With an annual capacity of 200,000 tonnes, the new plant is located in Maonan Petrochemical Industry Park, in Maoming city, adjacent to a 25 million tons per year Sinopec petrochemical refinery, which itself includes a base oil plant with capacity to make Group I, II and III stocks.
There is a big unsatisfied demand for high-viscosity Group I base oils, which are mostly imported, said Zhang Jianming, director of sales at Maoming Haihe. In Southern China market, we are actually one of the only two facilities that is capable of producing high-viscosity Group I oils, the other one being Sinopec Maoming.

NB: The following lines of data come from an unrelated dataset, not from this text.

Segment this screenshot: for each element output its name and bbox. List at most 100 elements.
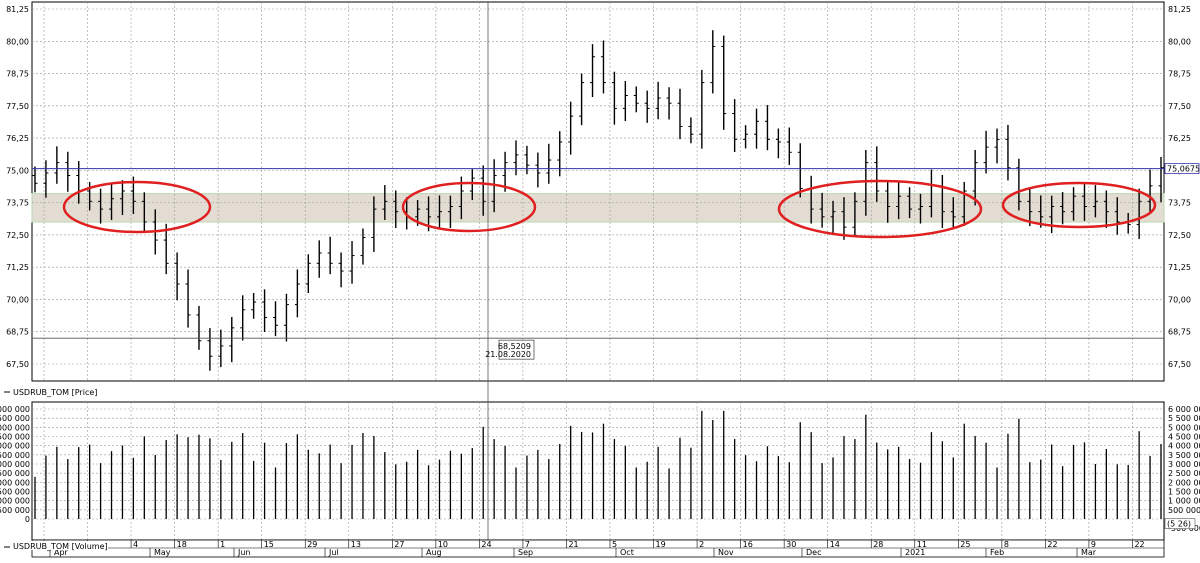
price-tick-label-left: 72,50 (6, 231, 29, 240)
price-tick-label-right: 71,25 (1168, 263, 1191, 272)
volume-tick-label-left: 0 (25, 515, 30, 524)
highlight-ellipse (1001, 181, 1157, 229)
month-label: Sep (518, 548, 533, 557)
price-tick-label-right: 72,50 (1168, 231, 1191, 240)
volume-series-label: USDRUB_TOM [Volume] (13, 542, 108, 551)
volume-tick-label-left: 5 000 000 (0, 423, 30, 432)
day-tick-label: 16 (743, 540, 753, 549)
price-tick-label-right: 70,00 (1168, 295, 1191, 304)
volume-tick-label-right: 1 500 000 (1168, 488, 1200, 497)
volume-tick-label-left: 5 500 000 (0, 414, 30, 423)
day-tick-label: 25 (960, 540, 970, 549)
day-tick-label: 1 (220, 540, 225, 549)
price-tick-label-right: 81,25 (1168, 5, 1191, 14)
volume-tick-label-right: 3 500 000 (1168, 451, 1200, 460)
day-tick-label: 15 (264, 540, 274, 549)
day-tick-label: 9 (1091, 540, 1096, 549)
volume-tick-label-left: 500 000 (0, 506, 30, 515)
price-panel-frame (31, 1, 1165, 382)
volume-tick-label-left: 3 500 000 (0, 451, 30, 460)
day-tick-label: 11 (917, 540, 927, 549)
day-tick-label: 2 (699, 540, 704, 549)
crosshair-date-label: 21.08.2020 (485, 350, 531, 359)
price-tick-label-right: 76,25 (1168, 134, 1191, 143)
month-label: Nov (718, 548, 734, 557)
price-tick-label-right: 68,75 (1168, 328, 1191, 337)
day-tick-label: 22 (1134, 540, 1144, 549)
volume-tick-label-left: 4 000 000 (0, 442, 30, 451)
highlight-ellipse (777, 179, 983, 239)
price-tick-label-right: 78,75 (1168, 70, 1191, 79)
month-label: Jun (237, 548, 251, 557)
day-tick-label: 13 (351, 540, 361, 549)
volume-tick-label-left: 3 000 000 (0, 460, 30, 469)
day-tick-label: 8 (1004, 540, 1009, 549)
day-tick-label: 19 (656, 540, 666, 549)
month-label: 2021 (905, 548, 925, 557)
price-tick-label-left: 76,25 (6, 134, 29, 143)
price-tick-label-left: 77,50 (6, 102, 29, 111)
crosshair-label-box (498, 339, 535, 360)
month-label: Oct (620, 548, 634, 557)
current-price-label-box (1164, 163, 1200, 175)
volume-tick-label-left: 6 000 000 (0, 405, 30, 414)
month-label: Feb (990, 548, 1004, 557)
price-tick-label-left: 67,50 (6, 360, 29, 369)
crosshair-value-label: 68,5209 (498, 342, 531, 351)
volume-tick-label-right: 2 500 000 (1168, 469, 1200, 478)
day-tick-label: 5 (612, 540, 617, 549)
month-label: Mar (1081, 548, 1097, 557)
day-tick-label: 14 (830, 540, 840, 549)
price-tick-label-right: 67,50 (1168, 360, 1191, 369)
month-label: Aug (426, 548, 442, 557)
day-tick-label: 22 (1047, 540, 1057, 549)
volume-tick-label-right: 4 500 000 (1168, 433, 1200, 442)
volume-tick-label-left: 1 500 000 (0, 488, 30, 497)
current-price-label: 75,0675 (1167, 165, 1200, 174)
volume-series-label-bg (12, 541, 108, 550)
volume-tick-label-right: 6 000 000 (1168, 405, 1200, 414)
day-tick-label: 28 (873, 540, 883, 549)
day-tick-label: 24 (481, 540, 491, 549)
day-tick-label: 21 (568, 540, 578, 549)
volume-tick-label-right: 4 000 000 (1168, 442, 1200, 451)
price-tick-label-left: 73,75 (6, 199, 29, 208)
price-tick-label-left: 81,25 (6, 5, 29, 14)
day-tick-label: 30 (786, 540, 796, 549)
price-tick-label-left: 68,75 (6, 328, 29, 337)
price-tick-label-right: 80,00 (1168, 37, 1191, 46)
price-tick-label-left: 70,00 (6, 295, 29, 304)
month-label: May (154, 548, 171, 557)
volume-tick-label-right: 3 000 000 (1168, 460, 1200, 469)
volume-tick-label-right: 5 000 000 (1168, 423, 1200, 432)
price-tick-label-right: 77,50 (1168, 102, 1191, 111)
month-label: Dec (806, 548, 821, 557)
price-tick-label-left: 80,00 (6, 37, 29, 46)
day-tick-label: 10 (438, 540, 448, 549)
day-tick-label: 18 (177, 540, 187, 549)
day-tick-label: 29 (307, 540, 317, 549)
price-tick-label-right: 73,75 (1168, 199, 1191, 208)
volume-tick-label-left: 1 000 000 (0, 497, 30, 506)
day-tick-label: 7 (525, 540, 530, 549)
month-label: Jul (328, 548, 339, 557)
price-tick-label-left: 78,75 (6, 70, 29, 79)
volume-tick-label-right: 1 000 000 (1168, 497, 1200, 506)
volume-tick-label-left: 4 500 000 (0, 433, 30, 442)
volume-tick-label-left: 2 000 000 (0, 478, 30, 487)
day-tick-label: 4 (133, 540, 138, 549)
highlight-ellipse (401, 181, 537, 233)
month-label: Apr (54, 548, 69, 557)
volume-tick-label-right: 5 500 000 (1168, 414, 1200, 423)
volume-tick-label-right: 500 000 (1168, 506, 1200, 515)
volume-tick-label-right: 2 000 000 (1168, 478, 1200, 487)
volume-last-value-label: (5 26) (1167, 520, 1191, 529)
price-series-label: USDRUB_TOM [Price] (13, 388, 97, 397)
volume-tick-label-left: 2 500 000 (0, 469, 30, 478)
price-tick-label-left: 71,25 (6, 263, 29, 272)
highlight-ellipse (62, 180, 212, 234)
day-tick-label: 27 (394, 540, 404, 549)
volume-last-label-box (1164, 518, 1196, 529)
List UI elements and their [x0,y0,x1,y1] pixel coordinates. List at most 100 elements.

According to Zhang, Maoming Haihes plant makes Group I solvent neutral 350 base oils and some special wax products that are marketed mainly in Southern China. The plant also makes low-viscosity oils as byproducts, but Zhang said the amount is inconsequential.
Refiners around the world have developed dozens of Group II and III plants in the past quarter century, both through new construction and upgrades to Group I facilities. No Group I plants have opened since 1997, when ThaiLube and IRPC opened plants in Chonburi and Rayong, Thailand, respectively, and Luberef opened its plant in Yanbual Bahr, Saudi Arabia. To the contrary, numerous Group I plants closed since then, as base stock demand shifted from Group I to Group II and III.
Group I demand is still falling, but the growing list of Group I closings has led to shortages or at least tighter supply of some products that either are not made by Group II and III plants or are made in smaller quantities: bright stock, petroleum wax and heavy-viscosity base stocks.
Maoming Haihe is a joint venture formed by Guangdong Sunion Chemical & Plastic Co. and Guangdong Yihai Technology Co. Guangdong Sunion was previously a collective enterprise owned by all the employees of Sinopec Maoming.
Steven Zhang, of Kline & Co. consultants, said he believed Maoming Petrochemical had attempted to develop Group I capacity but had failed to obtain approval from Sinopec. He speculated that Maoming Haihe succeeded because it is not directly owned by Sinopec.
Maoming Haihe officials declined to identify the feedstock for their plant or to say if it comes from the Sinopec refinery.